O ministro, no caso, é um cidadão
que, em 1964, teve os direitos políticos suspensos pela ditadura militar.
Tornou-se um "cassado", nome que
se dava à época aos malditos da política. Durante anos a mazorca dos generais proibiu a imprensa de "veicular declarações, opiniões ou citações
de cassados ou seus porta-vozes".
Censura não fecha "feridas do
passado". Elas são cicatrizes da história, com as quais é necessário conviver. A grandeza da França convive
com a degola de Luís 16 e com o encarceramento do octogenário marechal colaboracionista Philippe Petain, mandado em 1945 para uma
enxovia de pedra no meio do oceano. (Está lá até hoje.) Na história do
Brasil, os comunistas de 1935 matando colegas de farda, e os generais
de 1974, ordenando o extermínio de
guerrilheiros presos no Araguaia,
são feridas que não têm remédio pela ação da censura.

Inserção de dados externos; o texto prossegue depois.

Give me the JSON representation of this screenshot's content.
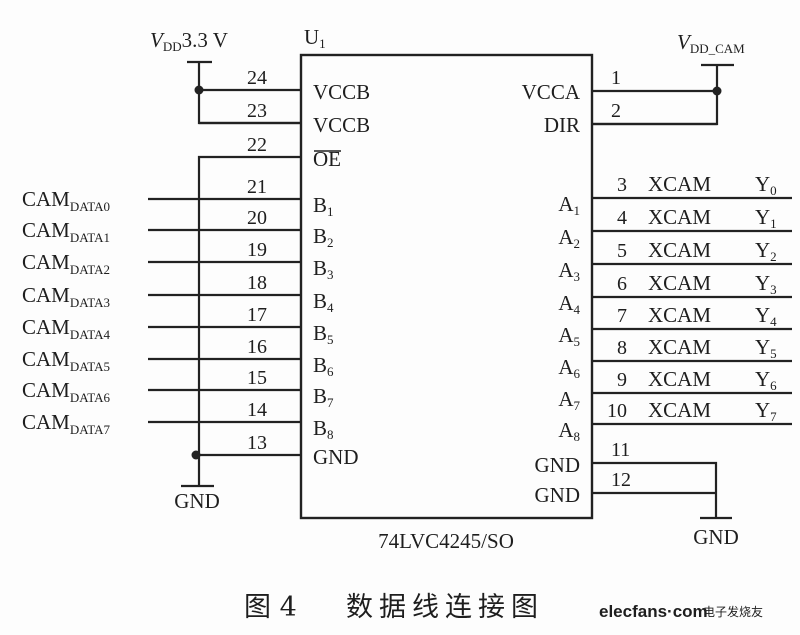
{
  "figure": {
    "chip_ref": {
      "base": "U",
      "sub": "1"
    },
    "chip_part": "74LVC4245/SO",
    "vdd_left": {
      "v": "V",
      "sub": "DD",
      "value": "3.3 V"
    },
    "vdd_right": {
      "v": "V",
      "sub": "DD_CAM"
    },
    "gnd_left": "GND",
    "gnd_right": "GND",
    "left_pins": [
      {
        "num": "24",
        "name": "VCCB",
        "sub": ""
      },
      {
        "num": "23",
        "name": "VCCB",
        "sub": ""
      },
      {
        "num": "22",
        "name": "OE",
        "sub": "",
        "overbar": true
      },
      {
        "num": "21",
        "name": "B",
        "sub": "1",
        "signal": "CAM",
        "signal_sub": "DATA0"
      },
      {
        "num": "20",
        "name": "B",
        "sub": "2",
        "signal": "CAM",
        "signal_sub": "DATA1"
      },
      {
        "num": "19",
        "name": "B",
        "sub": "3",
        "signal": "CAM",
        "signal_sub": "DATA2"
      },
      {
        "num": "18",
        "name": "B",
        "sub": "4",
        "signal": "CAM",
        "signal_sub": "DATA3"
      },
      {
        "num": "17",
        "name": "B",
        "sub": "5",
        "signal": "CAM",
        "signal_sub": "DATA4"
      },
      {
        "num": "16",
        "name": "B",
        "sub": "6",
        "signal": "CAM",
        "signal_sub": "DATA5"
      },
      {
        "num": "15",
        "name": "B",
        "sub": "7",
        "signal": "CAM",
        "signal_sub": "DATA6"
      },
      {
        "num": "14",
        "name": "B",
        "sub": "8",
        "signal": "CAM",
        "signal_sub": "DATA7"
      },
      {
        "num": "13",
        "name": "GND",
        "sub": ""
      }
    ],
    "right_pins": [
      {
        "num": "1",
        "name": "VCCA",
        "sub": ""
      },
      {
        "num": "2",
        "name": "DIR",
        "sub": ""
      },
      {
        "num": "3",
        "name": "A",
        "sub": "1",
        "signal": "XCAM",
        "signal_y": "Y",
        "signal_sub": "0"
      },
      {
        "num": "4",
        "name": "A",
        "sub": "2",
        "signal": "XCAM",
        "signal_y": "Y",
        "signal_sub": "1"
      },
      {
        "num": "5",
        "name": "A",
        "sub": "3",
        "signal": "XCAM",
        "signal_y": "Y",
        "signal_sub": "2"
      },
      {
        "num": "6",
        "name": "A",
        "sub": "4",
        "signal": "XCAM",
        "signal_y": "Y",
        "signal_sub": "3"
      },
      {
        "num": "7",
        "name": "A",
        "sub": "5",
        "signal": "XCAM",
        "signal_y": "Y",
        "signal_sub": "4"
      },
      {
        "num": "8",
        "name": "A",
        "sub": "6",
        "signal": "XCAM",
        "signal_y": "Y",
        "signal_sub": "5"
      },
      {
        "num": "9",
        "name": "A",
        "sub": "7",
        "signal": "XCAM",
        "signal_y": "Y",
        "signal_sub": "6"
      },
      {
        "num": "10",
        "name": "A",
        "sub": "8",
        "signal": "XCAM",
        "signal_y": "Y",
        "signal_sub": "7"
      },
      {
        "num": "11",
        "name": "GND",
        "sub": ""
      },
      {
        "num": "12",
        "name": "GND",
        "sub": ""
      }
    ]
  },
  "caption": {
    "label": "图 4",
    "title": "数据线连接图"
  },
  "watermark": {
    "brand": "elecfans·com",
    "brand_color": "#d4262b",
    "cn": "电子发烧友"
  }
}
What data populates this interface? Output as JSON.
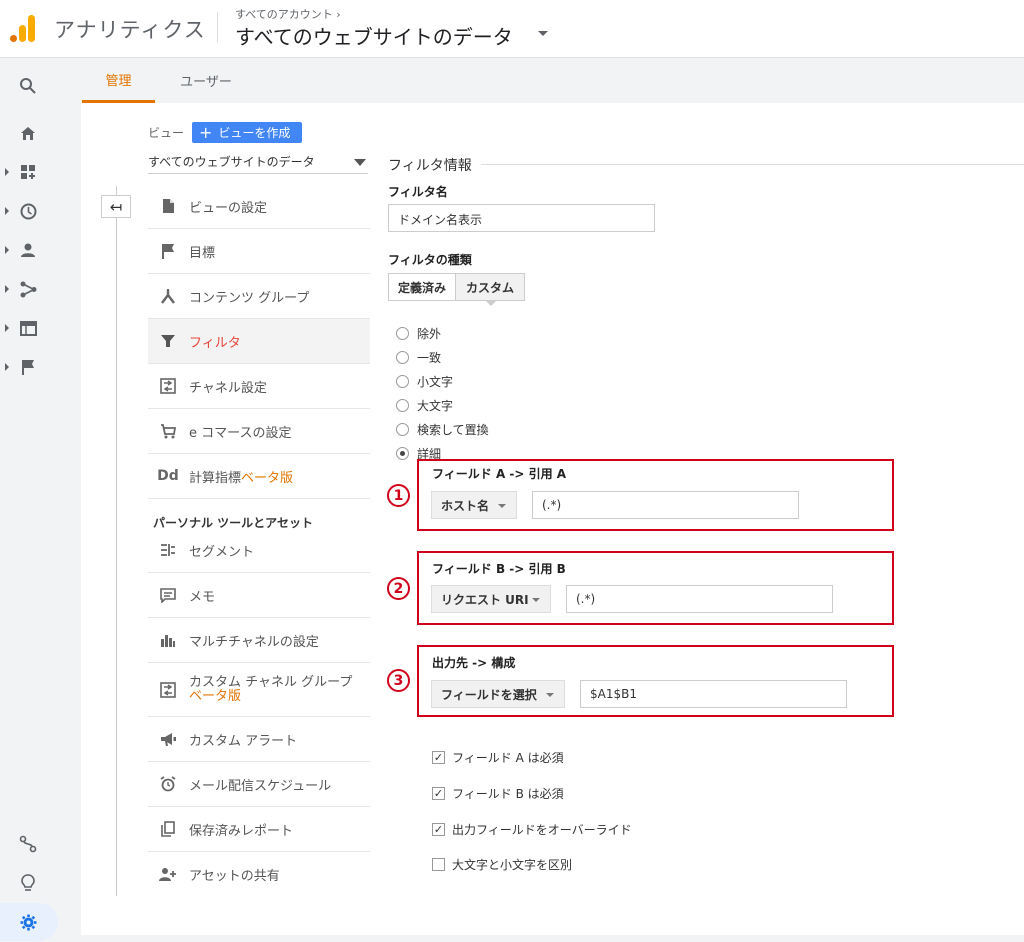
{
  "header": {
    "app_title": "アナリティクス",
    "account_crumb": "すべてのアカウント ›",
    "account_title": "すべてのウェブサイトのデータ"
  },
  "tabs": {
    "admin": "管理",
    "user": "ユーザー"
  },
  "view": {
    "label": "ビュー",
    "create_button": "ビューを作成",
    "selected": "すべてのウェブサイトのデータ"
  },
  "nav": {
    "items": [
      {
        "label": "ビューの設定",
        "icon": "document-icon"
      },
      {
        "label": "目標",
        "icon": "flag-icon"
      },
      {
        "label": "コンテンツ グループ",
        "icon": "content-group-icon"
      },
      {
        "label": "フィルタ",
        "icon": "filter-icon"
      },
      {
        "label": "チャネル設定",
        "icon": "channel-icon"
      },
      {
        "label": "e コマースの設定",
        "icon": "cart-icon"
      },
      {
        "label": "計算指標",
        "beta": "ベータ版",
        "icon_text": "Dd"
      }
    ],
    "section_title": "パーソナル ツールとアセット",
    "personal_items": [
      {
        "label": "セグメント",
        "icon": "segment-icon"
      },
      {
        "label": "メモ",
        "icon": "note-icon"
      },
      {
        "label": "マルチチャネルの設定",
        "icon": "bar-chart-icon"
      },
      {
        "label": "カスタム チャネル グループ",
        "beta": "ベータ版",
        "icon": "channel-icon"
      },
      {
        "label": "カスタム アラート",
        "icon": "megaphone-icon"
      },
      {
        "label": "メール配信スケジュール",
        "icon": "alarm-clock-icon"
      },
      {
        "label": "保存済みレポート",
        "icon": "copy-icon"
      },
      {
        "label": "アセットの共有",
        "icon": "add-person-icon"
      }
    ]
  },
  "filter": {
    "section_title": "フィルタ情報",
    "name_label": "フィルタ名",
    "name_value": "ドメイン名表示",
    "type_label": "フィルタの種類",
    "type_predefined": "定義済み",
    "type_custom": "カスタム",
    "radios": [
      "除外",
      "一致",
      "小文字",
      "大文字",
      "検索して置換",
      "詳細"
    ],
    "selected_radio": "詳細",
    "field_a": {
      "num": "1",
      "label": "フィールド A -> 引用 A",
      "select": "ホスト名",
      "value": "(.*)"
    },
    "field_b": {
      "num": "2",
      "label": "フィールド B -> 引用 B",
      "select": "リクエスト URI",
      "value": "(.*)"
    },
    "output": {
      "num": "3",
      "label": "出力先 -> 構成",
      "select": "フィールドを選択",
      "value": "$A1$B1"
    },
    "checks": [
      {
        "label": "フィールド A は必須",
        "checked": true
      },
      {
        "label": "フィールド B は必須",
        "checked": true
      },
      {
        "label": "出力フィールドをオーバーライド",
        "checked": true
      },
      {
        "label": "大文字と小文字を区別",
        "checked": false
      }
    ]
  },
  "colors": {
    "accent": "#e37400",
    "active_nav": "#e8453c",
    "highlight": "#d0021b",
    "primary": "#4285f4"
  }
}
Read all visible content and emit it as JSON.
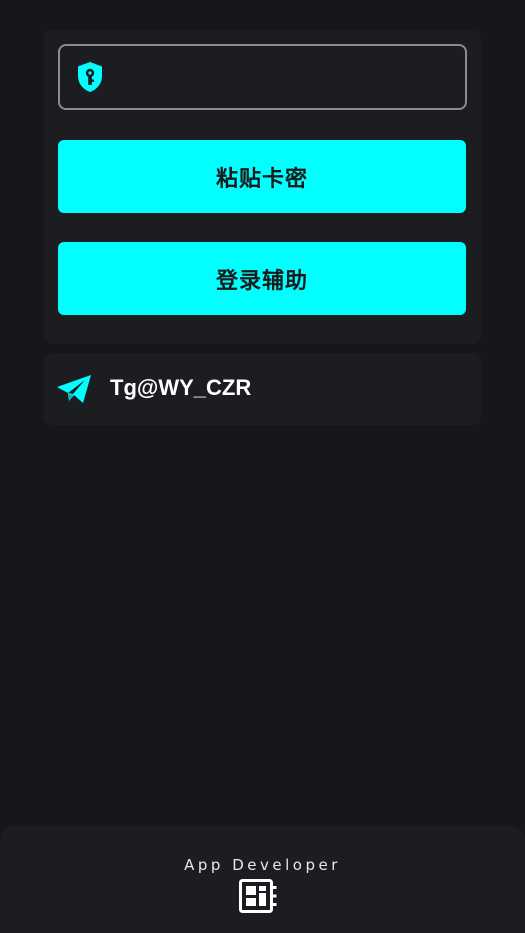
{
  "login": {
    "key_input": {
      "value": "",
      "placeholder": "",
      "icon": "shield-key-icon"
    },
    "paste_button_label": "粘贴卡密",
    "login_button_label": "登录辅助"
  },
  "contact": {
    "icon": "telegram-send-icon",
    "label": "Tg@WY_CZR"
  },
  "footer": {
    "label": "App Developer",
    "icon": "developer-board-icon"
  },
  "colors": {
    "background": "#16171a",
    "card": "#1c1d21",
    "accent": "#00ffff",
    "field_border": "#8a8c92"
  }
}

Elas pedem debate em vez de silêncio.
Dá vontade de chorar quando se
sabe que, em novembro do ano passado, no meio do apagão aéreo, o ministro da Defesa, um advogado, ocupava-se conferindo "a prova gráfica"
de um boletim de sua assessoria. Devia estar sob a influência de um ex-estudante de direito da universidade de Kazan que lia os editoriais do
Pravda antes que circulassem. Com
uma diferença: Lênin lendo o Pravda rendeu uma bonita fotografia.
Waldir Pires lendo o "Informe Defesa" não dá xilogravura de feira.